Here, we see two edges which are contingent to each other in time: one from time 1 to time 3 and one from time 3 to time 5. The second deletion at time 7 is ignored. The reason for this is that Raphtory's graph updates are inserted in chronological order, such that the same graph should be constructed regardless of the line order in which the updates are made (apart from events which have the same timestamp, which will be covered shortly). Here, the order is: edge addition at time 1, edge addition at time 3, edge deletion at time 5 and edge deletion at time 7. This second edge deletion is now redundant.

Hanging deletions

We saw on the previous page that adding edges without a deletion afterwards results in an edge which lasts forever. What about a deletion without a prior addition?

Graph

G = PersistentGraph()

G.delete_edge(5, "Alice", "Bob")

print(G.edges.explode())

This results in the following:

Output

Edges(Edge(source=Alice, target=Bob, earliest_time=-9223372036854775808, latest_time=5))

which assumes that an edge was once present for it to be deleted. This can be useful if we have a dataset of changes to a graph but we're missing some starting period of the system which would have once included some original edge additions.

Additions and deletions in the same instant

We have seen that if the update times to an edge are all distinct from each other, the graph that is constructed is fully unambiguous. What about when events have the same timestamp?

Graph

G1 = PersistentGraph()

G1.add_edge(1, 1, 2, properties={"message":"hi"})
G1.delete_edge(1, 1, 2)

G2 = PersistentGraph()

G2.delete_edge(1, 1, 2)
G2.add_edge(1, 1, 2, properties={"message":"hi"})

print(f"G1's edges are {G1.edges.explode()}")
print(f"G2's edges are {G2.edges.explode()}")

Output

G1's edges are Edges(Edge(source=1, target=2, earliest_time=1, latest_time=1, properties={message: hi}))
G2's edges are Edges(Edge(source=1, target=2, earliest_time=-9223372036854775808, latest_time=1), Edge(source=1, target=2, earliest_time=1, latest_time=9223372036854775807, properties={message: hi}))

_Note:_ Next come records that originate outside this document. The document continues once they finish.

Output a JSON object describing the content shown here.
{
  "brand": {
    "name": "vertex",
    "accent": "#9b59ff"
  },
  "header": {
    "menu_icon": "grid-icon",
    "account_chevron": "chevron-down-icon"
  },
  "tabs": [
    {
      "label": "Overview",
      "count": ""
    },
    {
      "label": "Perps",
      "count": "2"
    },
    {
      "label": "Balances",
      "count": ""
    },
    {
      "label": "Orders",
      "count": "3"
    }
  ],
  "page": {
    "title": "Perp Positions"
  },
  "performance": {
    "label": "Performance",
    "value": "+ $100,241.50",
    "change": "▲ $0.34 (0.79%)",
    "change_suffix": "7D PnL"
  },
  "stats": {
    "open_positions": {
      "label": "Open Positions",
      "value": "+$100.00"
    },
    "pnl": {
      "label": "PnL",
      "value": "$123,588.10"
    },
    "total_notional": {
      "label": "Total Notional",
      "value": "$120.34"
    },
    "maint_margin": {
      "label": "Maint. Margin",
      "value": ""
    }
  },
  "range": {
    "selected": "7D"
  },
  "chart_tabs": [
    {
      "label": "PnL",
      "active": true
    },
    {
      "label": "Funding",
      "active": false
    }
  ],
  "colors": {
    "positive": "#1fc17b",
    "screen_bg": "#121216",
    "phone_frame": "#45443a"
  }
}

In this example, it is impossible to infer what the intended update order is (particularly since we allow hanging deletions/additions). In this case, we tie-break the updates by the order in which they are executed. This means that the first graph has an edge which instantaneously appears and disappears at time 1, and in the second an edge which instantaneously disappears at time 1 but is present for all time before and all after. It is important to bear this in mind in your analysis if you are aware of some cases like this.

Interaction with layers

Remember the example earlier with how deletions and additions are resolved?

Graph

G = PersistentGraph()

G.add_edge(1, "Alice", "Bob")
G.delete_edge(5, "Alice", "Bob")
G.add_edge(3, "Alice", "Bob")
G.delete_edge(7, "Alice", "Bob")

print(G.edges.explode())

Output

Edges(Edge(source=Alice, target=Bob, earliest_time=1, latest_time=3), Edge(source=Alice, target=Bob, earliest_time=3, latest_time=5))

Now take a look at this slightly modified example.

Graph

G = PersistentGraph()

G.add_edge(1, "Alice", "Bob", layer="colleagues")
G.delete_edge(5, "Alice", "Bob", layer="colleagues")
G.add_edge(3, "Alice", "Bob", layer ="friends")
G.delete_edge(7, "Alice", "Bob", layer="friends")

print(G.edges.explode())

The only difference is that we've added layer names to the different edge instances. Now let's look at how the output differs.

Output

Edges(Edge(source=Alice, target=Bob, earliest_time=1, latest_time=5), Edge(source=Alice, target=Bob, earliest_time=3, latest_time=7))

Here we have two edges, one starting and ending at 1 and 5 respectively with the 'colleague' layer, the other starting and ending at 3 and 7 on the 'friends' layer. Layering allows different types of interaction to exist, and edges on different layers can have overlapping times in a way that doesn't make sense for edges in the same layer or for edges with no layer.